I was prepared to read Imagine Me Gone quickly and let it go until the book club meets. Like ripping off a bandaid, I told a friend. As I read, I lined up some things not to like about it: the first pages clearly give away what’s going to happen. There are alternating chapters told by different characters, which is not my favorite narrative structure, so I was ready to dislike that, or find it uneven. And there’s a verbal barrage of music information that struck me as a little show-offish. Also Celia’s and Alec’s lives seem barely explored, and Margaret’s not much more.
But no matter how I tried not to like it, and no matter how raw and painful the story is, I couldn’t entirely dislike this book. It’s been several days since I finished reading Imagine Me Gone and I am still thinking about the characters almost every day. I concede that it’s probably for the best that Haslett hints at what’s coming as the novel opens. Hearing the points of view of the characters in turn definitely helps illuminate the wide ranging impact mental illness has on the family. And all that detail about music and musicians is key to understanding the way Michael, the eldest son in the family, sees the world.
I still can’t say I enjoyed reading this book.
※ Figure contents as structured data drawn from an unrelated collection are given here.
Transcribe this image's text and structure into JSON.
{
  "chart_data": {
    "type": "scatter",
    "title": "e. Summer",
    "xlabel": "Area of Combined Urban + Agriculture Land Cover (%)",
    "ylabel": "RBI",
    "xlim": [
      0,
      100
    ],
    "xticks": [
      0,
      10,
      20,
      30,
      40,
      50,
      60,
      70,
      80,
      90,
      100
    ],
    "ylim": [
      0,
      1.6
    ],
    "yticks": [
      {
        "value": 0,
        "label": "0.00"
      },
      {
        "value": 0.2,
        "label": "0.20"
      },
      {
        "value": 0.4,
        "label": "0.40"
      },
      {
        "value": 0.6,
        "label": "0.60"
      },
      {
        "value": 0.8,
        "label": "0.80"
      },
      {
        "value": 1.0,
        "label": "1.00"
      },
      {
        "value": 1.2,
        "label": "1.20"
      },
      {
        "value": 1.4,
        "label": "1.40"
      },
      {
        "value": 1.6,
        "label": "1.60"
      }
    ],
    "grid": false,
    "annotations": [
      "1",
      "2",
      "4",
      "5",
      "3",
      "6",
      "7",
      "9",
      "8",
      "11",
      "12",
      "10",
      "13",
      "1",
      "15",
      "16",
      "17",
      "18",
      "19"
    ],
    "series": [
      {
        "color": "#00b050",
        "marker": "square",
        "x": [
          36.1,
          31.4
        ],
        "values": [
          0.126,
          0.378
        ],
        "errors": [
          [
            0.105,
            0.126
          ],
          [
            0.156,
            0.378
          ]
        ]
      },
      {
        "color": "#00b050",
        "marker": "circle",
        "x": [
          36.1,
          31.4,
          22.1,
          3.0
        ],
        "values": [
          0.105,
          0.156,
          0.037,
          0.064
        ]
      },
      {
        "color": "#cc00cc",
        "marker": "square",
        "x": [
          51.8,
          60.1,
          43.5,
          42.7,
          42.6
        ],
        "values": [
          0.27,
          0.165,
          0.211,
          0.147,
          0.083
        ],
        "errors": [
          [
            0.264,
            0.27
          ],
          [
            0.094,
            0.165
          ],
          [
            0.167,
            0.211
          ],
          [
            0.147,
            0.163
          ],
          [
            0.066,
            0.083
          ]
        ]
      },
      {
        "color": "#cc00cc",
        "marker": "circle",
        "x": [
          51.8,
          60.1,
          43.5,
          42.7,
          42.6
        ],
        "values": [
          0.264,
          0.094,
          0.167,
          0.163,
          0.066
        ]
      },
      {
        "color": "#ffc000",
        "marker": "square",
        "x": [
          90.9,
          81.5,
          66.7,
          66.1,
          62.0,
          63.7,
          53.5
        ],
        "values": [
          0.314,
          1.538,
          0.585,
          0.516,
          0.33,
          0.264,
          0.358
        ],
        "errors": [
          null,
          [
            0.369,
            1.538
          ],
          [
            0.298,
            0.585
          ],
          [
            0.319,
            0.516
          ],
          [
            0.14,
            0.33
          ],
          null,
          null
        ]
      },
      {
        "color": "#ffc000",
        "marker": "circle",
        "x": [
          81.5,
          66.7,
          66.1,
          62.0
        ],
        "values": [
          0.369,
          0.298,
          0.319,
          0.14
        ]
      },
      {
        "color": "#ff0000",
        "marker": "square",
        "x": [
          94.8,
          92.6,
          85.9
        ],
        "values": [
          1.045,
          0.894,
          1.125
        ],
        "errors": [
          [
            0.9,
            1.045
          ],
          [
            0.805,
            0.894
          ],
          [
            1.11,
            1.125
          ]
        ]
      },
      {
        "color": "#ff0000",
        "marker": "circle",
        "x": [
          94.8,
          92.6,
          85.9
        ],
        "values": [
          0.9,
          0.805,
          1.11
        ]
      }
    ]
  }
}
It’s a hard book about painful topics, and it lays bare how much the mental health care system gets wrong in a way that I can’t quite fully deal with. I do think the alternating chapters were a little jumpy in places and that some of the characters didn’t seem to get enough attention — although that may have been a deliberate attempt to show them eclipsed by John’s and Michael’s mental illness. In particular, I alternately admired and felt frustrated with Margaret (as do her children) and while Haslett lets her finer qualities show a bit at the end, I found it hard to see her angry, unsupported and unsure of what to do for so long.
Do I recommend Imagine Me Gone? I think so. It’s about being human, just in a lot of really painful ways, and it is oozing that “big T” Truth that tells a reader things they always knew but never thought of in quite that way, both marks of good fiction. But if you are living close to the world of mental illness, consider yourself warned that you may feel sick by the end. I do look forward to discussing it, I think.